About 80 per cent of people in higher education report feeling anxious or stressed, and the number dropping out due to mental health issues is also increasing. Stock image

‘Children of non-academics, on the other hand, can only win and are therefore probably less stressed,’ said Dr Minkley.

Over 500,000 people are accepted to university in the UK every year and nearly half of them are 18-years-old.

The findings could help universities alleviate stress among first-year students and parents who wish to reassure their children.

The findings were published in the journal Frontiers of Psychiatry.

ANXIETY: A NORMAL PART OF LIFE THAT AFFECTS DIFFERENT PEOPLE AT DIFFERENT TIMES IN THEIR LIFE

Anxiety is a normal part of life that affects different people in different ways at different times.

Whereas stress can come and go, anxiety often persists and does not always have an obvious cause.

Along with depression, anxiety is among the most common mental-health condition in the UK, affecting 8.2million people in 2013 alone. 

Around 40million adults suffer from the condition in the US every year. 

Anxiety can make a person imagine things in their life are worse than they are or that they are going mad.

Although it evolved as part of the ‘fight or flight’ mechanism in our caveman days to avoid danger, anxiety can be inappropriately activated in everyday life when stress builds up.

It can have a clear cause, such as moving house or having surgery.
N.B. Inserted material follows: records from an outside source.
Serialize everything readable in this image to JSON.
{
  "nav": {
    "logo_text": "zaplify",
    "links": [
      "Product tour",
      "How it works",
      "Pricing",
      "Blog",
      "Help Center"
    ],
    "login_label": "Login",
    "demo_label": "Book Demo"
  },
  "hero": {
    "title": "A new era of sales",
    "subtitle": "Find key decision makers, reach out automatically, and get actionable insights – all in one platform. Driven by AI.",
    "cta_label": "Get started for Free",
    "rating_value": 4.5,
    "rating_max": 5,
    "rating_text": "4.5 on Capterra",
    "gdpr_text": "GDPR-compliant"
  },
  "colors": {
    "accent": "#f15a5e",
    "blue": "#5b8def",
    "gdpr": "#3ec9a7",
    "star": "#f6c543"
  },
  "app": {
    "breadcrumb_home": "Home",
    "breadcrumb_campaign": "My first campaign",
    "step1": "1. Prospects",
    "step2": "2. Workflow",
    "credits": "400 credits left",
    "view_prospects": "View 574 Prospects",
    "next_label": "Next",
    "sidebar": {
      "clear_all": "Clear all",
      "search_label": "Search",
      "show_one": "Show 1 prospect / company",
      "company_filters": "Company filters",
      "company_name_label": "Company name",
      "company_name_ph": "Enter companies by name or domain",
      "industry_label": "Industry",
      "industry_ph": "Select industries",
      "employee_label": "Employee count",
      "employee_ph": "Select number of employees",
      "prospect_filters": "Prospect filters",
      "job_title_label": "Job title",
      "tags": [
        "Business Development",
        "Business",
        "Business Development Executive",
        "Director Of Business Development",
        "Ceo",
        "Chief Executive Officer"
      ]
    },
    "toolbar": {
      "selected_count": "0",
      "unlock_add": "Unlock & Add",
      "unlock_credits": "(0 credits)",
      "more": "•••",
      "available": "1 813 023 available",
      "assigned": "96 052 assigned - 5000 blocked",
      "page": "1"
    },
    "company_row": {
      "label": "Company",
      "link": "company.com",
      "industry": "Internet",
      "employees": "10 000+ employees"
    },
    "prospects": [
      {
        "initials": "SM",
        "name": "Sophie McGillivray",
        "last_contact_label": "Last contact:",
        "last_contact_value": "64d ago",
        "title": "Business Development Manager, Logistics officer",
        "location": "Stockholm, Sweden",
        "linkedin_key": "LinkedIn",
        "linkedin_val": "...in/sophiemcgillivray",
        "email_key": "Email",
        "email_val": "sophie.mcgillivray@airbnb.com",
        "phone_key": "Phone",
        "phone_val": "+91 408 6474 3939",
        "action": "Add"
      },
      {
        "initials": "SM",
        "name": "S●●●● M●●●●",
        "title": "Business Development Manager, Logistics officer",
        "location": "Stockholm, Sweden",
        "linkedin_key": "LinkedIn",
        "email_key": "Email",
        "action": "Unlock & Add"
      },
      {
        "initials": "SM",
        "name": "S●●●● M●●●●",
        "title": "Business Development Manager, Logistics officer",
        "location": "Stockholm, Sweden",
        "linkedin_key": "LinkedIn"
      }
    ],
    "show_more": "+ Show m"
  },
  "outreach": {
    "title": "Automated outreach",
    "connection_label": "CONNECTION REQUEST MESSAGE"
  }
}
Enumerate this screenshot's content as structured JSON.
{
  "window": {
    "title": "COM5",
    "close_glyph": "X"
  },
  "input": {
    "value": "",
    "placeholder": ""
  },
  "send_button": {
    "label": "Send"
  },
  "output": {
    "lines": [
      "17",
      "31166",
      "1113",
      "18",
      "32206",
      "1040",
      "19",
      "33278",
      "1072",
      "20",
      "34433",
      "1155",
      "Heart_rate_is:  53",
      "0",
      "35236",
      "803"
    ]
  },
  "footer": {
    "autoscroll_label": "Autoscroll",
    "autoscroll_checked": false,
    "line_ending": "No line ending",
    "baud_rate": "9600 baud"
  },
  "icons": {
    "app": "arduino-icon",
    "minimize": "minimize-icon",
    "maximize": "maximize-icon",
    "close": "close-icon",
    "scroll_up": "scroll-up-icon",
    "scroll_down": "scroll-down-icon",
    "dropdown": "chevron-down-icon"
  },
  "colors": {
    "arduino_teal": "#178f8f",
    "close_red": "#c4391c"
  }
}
However, sometimes little life events build up until a person is unable to cope, with anxiety then taking them by surprise.

Physical symptoms can include:

  • Increased heart rate and muscle tension
  • Hyperventilation and dizziness
  • Nausea
  • A tight band across the chest
  • Tension headaches
  • Hot flushes
  • Sweating 
  • ‘Jelly legs’
  • Shaking
  • Feeling like you are choking 
  • Tingling in the hands and feet

Some psychological symptoms are:

  • Thinking you are going mad or losing control
  • Thinking you may die or get ill
  • Feeling people are staring at you
  • Feeling detached from others or on edge

Treatment often involves counselling or cognitive behavioural therapy. 

Activates like yoga, exercise, reading and socialising can help to manage anxiety.